Dean grabbed hold of Sam’s arm in panic and looked desperately for any indication of where his son had disappeared to. There were alley-access doors on either side, but some were already inaccessible due to the advancing Croats.
“Move it, guys!” Gerald bellowed as he was practically pushed in between the brothers in his fighting retreat.
“Daniel,” Dean growled, trying to throw himself at the infected. He’d climb over them if he had to.
It was Sam’s vice-like grip on his arm that held him back. “Dean, don’t!”
“We can’t leave him, Sammy!”
“You can’t stay here,” Gerald snarled, shoving at both brothers. A Croat reached frantically toward Sam, catching the back of his shirt and pulling. Sam might have tipped over into their waiting hands if he hadn’t already been latched to Dean, who hauled him forward and broke the Croat’s grip. Dean couldn’t get to his gun - not the one he’d dropped, anyway - but he reached down and snagged the shoulder strap of his duffel and pulled it out from under the feet of the Croats. He fished out another gun and made to plow his way into the mass of infected humans to find his son.

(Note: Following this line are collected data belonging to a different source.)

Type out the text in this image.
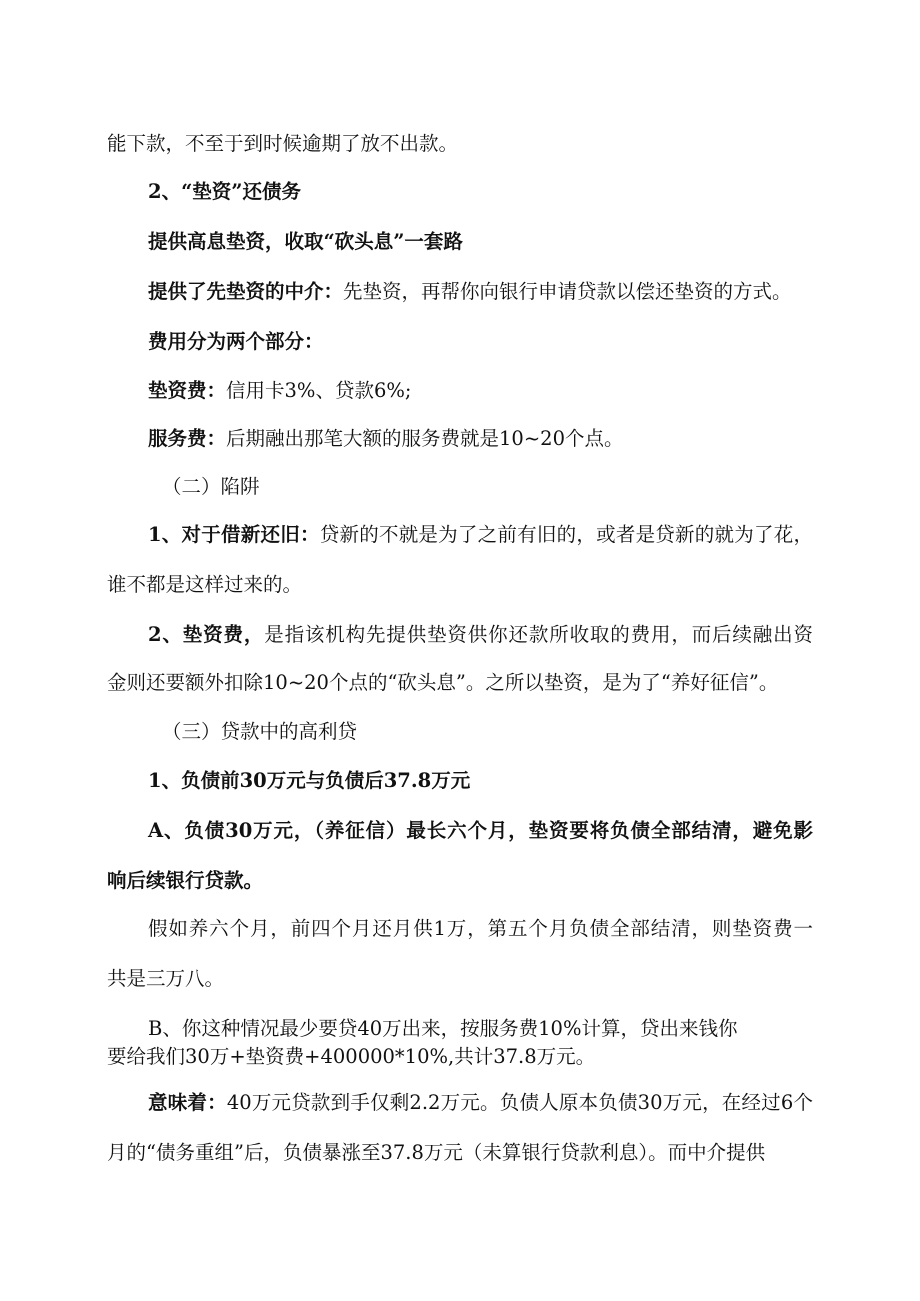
能下款，不至于到时候逾期了放不出款。

2、“垫资”还债务

提供高息垫资，收取“砍头息”一套路

提供了先垫资的中介：先垫资，再帮你向银行申请贷款以偿还垫资的方式。

费用分为两个部分：

垫资费：信用卡3%、贷款6%;

服务费：后期融出那笔大额的服务费就是10~20个点。

（二）陷阱

1、对于借新还旧：贷新的不就是为了之前有旧的，或者是贷新的就为了花，

谁不都是这样过来的。

2、垫资费，是指该机构先提供垫资供你还款所收取的费用，而后续融出资

金则还要额外扣除10~20个点的“砍头息”。之所以垫资，是为了“养好征信”。

（三）贷款中的高利贷

1、负债前30万元与负债后37.8万元

A、负债30万元，（养征信）最长六个月，垫资要将负债全部结清，避免影

响后续银行贷款。

假如养六个月，前四个月还月供1万，第五个月负债全部结清，则垫资费一

共是三万八。

B、你这种情况最少要贷40万出来，按服务费10%计算，贷出来钱你

要给我们30万+垫资费+400000*10%,共计37.8万元。

意味着：40万元贷款到手仅剩2.2万元。负债人原本负债30万元，在经过6个

月的“债务重组”后，负债暴涨至37.8万元（未算银行贷款利息）。而中介提供
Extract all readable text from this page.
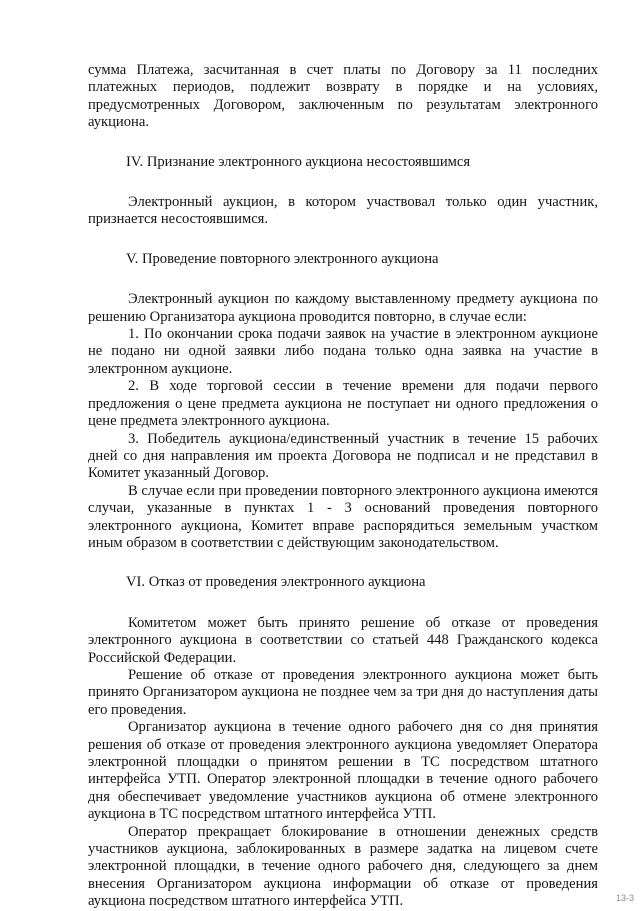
сумма Платежа, засчитанная в счет платы по Договору за 11 последних платежных периодов, подлежит возврату в порядке и на условиях, предусмотренных Договором, заключенным по результатам электронного аукциона.

IV. Признание электронного аукциона несостоявшимся

Электронный аукцион, в котором участвовал только один участник, признается несостоявшимся.

V. Проведение повторного электронного аукциона

Электронный аукцион по каждому выставленному предмету аукциона по решению Организатора аукциона проводится повторно, в случае если:

1. По окончании срока подачи заявок на участие в электронном аукционе не подано ни одной заявки либо подана только одна заявка на участие в электронном аукционе.

2. В ходе торговой сессии в течение времени для подачи первого предложения о цене предмета аукциона не поступает ни одного предложения о цене предмета электронного аукциона.

3. Победитель аукциона/единственный участник в течение 15 рабочих дней со дня направления им проекта Договора не подписал и не представил в Комитет указанный Договор.

В случае если при проведении повторного электронного аукциона имеются случаи, указанные в пунктах 1 - 3 оснований проведения повторного электронного аукциона, Комитет вправе распорядиться земельным участком иным образом в соответствии с действующим законодательством.

VI. Отказ от проведения электронного аукциона

Комитетом может быть принято решение об отказе от проведения электронного аукциона в соответствии со статьей 448 Гражданского кодекса Российской Федерации.

Решение об отказе от проведения электронного аукциона может быть принято Организатором аукциона не позднее чем за три дня до наступления даты его проведения.

Организатор аукциона в течение одного рабочего дня со дня принятия решения об отказе от проведения электронного аукциона уведомляет Оператора электронной площадки о принятом решении в ТС посредством штатного интерфейса УТП. Оператор электронной площадки в течение одного рабочего дня обеспечивает уведомление участников аукциона об отмене электронного аукциона в ТС посредством штатного интерфейса УТП.

Оператор прекращает блокирование в отношении денежных средств участников аукциона, заблокированных в размере задатка на лицевом счете электронной площадки, в течение одного рабочего дня, следующего за днем внесения Организатором аукциона информации об отказе от проведения аукциона посредством штатного интерфейса УТП.	13-3
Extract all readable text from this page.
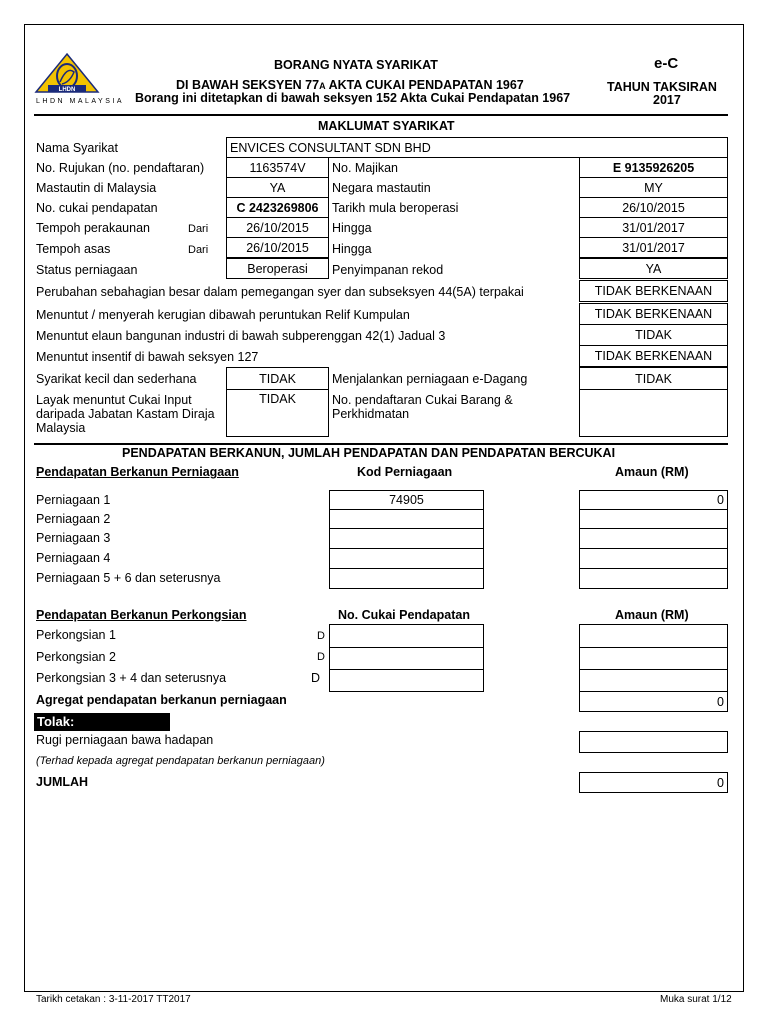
LHDN
LHDN MALAYSIA
BORANG NYATA SYARIKAT
DI BAWAH SEKSYEN 77A AKTA CUKAI PENDAPATAN 1967
Borang ini ditetapkan di bawah seksyen 152 Akta Cukai Pendapatan 1967
e-C
TAHUN TAKSIRAN
2017
MAKLUMAT SYARIKAT
Nama Syarikat	ENVICES CONSULTANT SDN BHD
No. Rujukan (no. pendaftaran)	1163574V	No. Majikan	E 9135926205
Mastautin di Malaysia	YA	Negara mastautin	MY
No. cukai pendapatan	C 2423269806	Tarikh mula beroperasi	26/10/2015
Tempoh perakaunan	Dari	26/10/2015	Hingga	31/01/2017
Tempoh asas	Dari	26/10/2015	Hingga	31/01/2017
Status perniagaan	Beroperasi	Penyimpanan rekod	YA
Perubahan sebahagian besar dalam pemegangan syer dan subseksyen 44(5A) terpakai	TIDAK BERKENAAN
Menuntut / menyerah kerugian dibawah peruntukan Relif Kumpulan	TIDAK BERKENAAN
Menuntut elaun bangunan industri di bawah subperenggan 42(1) Jadual 3	TIDAK
Menuntut insentif di bawah seksyen 127	TIDAK BERKENAAN
Syarikat kecil dan sederhana	TIDAK	Menjalankan perniagaan e-Dagang	TIDAK
Layak menuntut Cukai Input
daripada Jabatan Kastam Diraja
Malaysia
TIDAK	No. pendaftaran Cukai Barang &
Perkhidmatan
PENDAPATAN BERKANUN, JUMLAH PENDAPATAN DAN PENDAPATAN BERCUKAI
Pendapatan Berkanun Perniagaan	Kod Perniagaan	Amaun (RM)
Perniagaan 1	74905	0
Perniagaan 2
Perniagaan 3
Perniagaan 4
Perniagaan 5 + 6 dan seterusnya
Pendapatan Berkanun Perkongsian	No. Cukai Pendapatan	Amaun (RM)
Perkongsian 1	D
Perkongsian 2	D
Perkongsian 3 + 4 dan seterusnya	D
Agregat pendapatan berkanun perniagaan	0
Tolak:
Rugi perniagaan bawa hadapan
(Terhad kepada agregat pendapatan berkanun perniagaan)
JUMLAH	0
Tarikh cetakan : 3-11-2017 TT2017	Muka surat 1/12
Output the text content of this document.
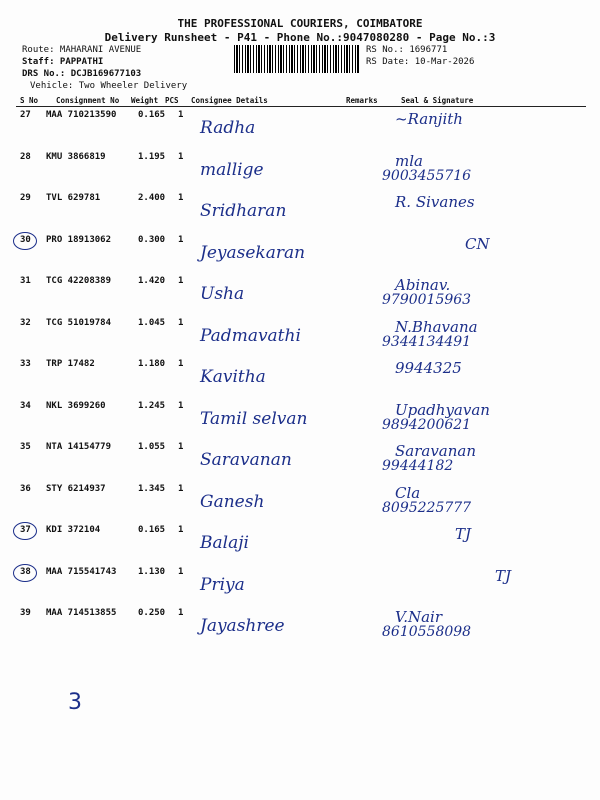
THE PROFESSIONAL COURIERS, COIMBATORE
Delivery Runsheet - P41 - Phone No.:9047080280 - Page No.:3
Route: MAHARANI AVENUE
Staff: PAPPATHI
DRS No.: DCJB169677103
Vehicle: Two Wheeler Delivery
RS No.: 1696771
RS Date: 10-Mar-2026
S No Consignment No Weight PCS Consignee Details	Remarks	Seal & Signature
27 MAA 710213590 0.165 1
Radha	~Ranjith
28 KMU 3866819	1.195 1
mallige	mla
9003455716
29 TVL 629781	2.400 1
Sridharan	R. Sivanes
30 PRO 18913062	0.300 1
Jeyasekaran	CN
31 TCG 42208389	1.420 1
Usha	Abinav.
9790015963
32 TCG 51019784	1.045 1
Padmavathi	N.Bhavana
9344134491
33 TRP 17482	1.180 1
Kavitha	9944325
34 NKL 3699260	1.245 1
Tamil selvan	Upadhyavan
9894200621
35 NTA 14154779	1.055 1
Saravanan	Saravanan
99444182
36 STY 6214937	1.345 1
Ganesh	Cla
8095225777
37 KDI 372104	0.165 1
Balaji	TJ
38 MAA 715541743 1.130 1
Priya	TJ
39 MAA 714513855 0.250 1
Jayashree	V.Nair
8610558098
3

Sam yanked him back again. “Dean, we have to go!”
“I have to find Daniel, damnit!” Dean snapped.
“We will! We’ll find him! But if we stay here, we’re dead.” Then Sam was physically forcing him down the alley. Dean fought, but Sam was stronger.
“Sam, we gotta get Daniel!” Dean protested.
“We will, Dean… we’ll get these people clear and we’ll find a way to get him back.”
If Dean had to, he felt like he could tear down all of Detroit with his bare hands to find his son.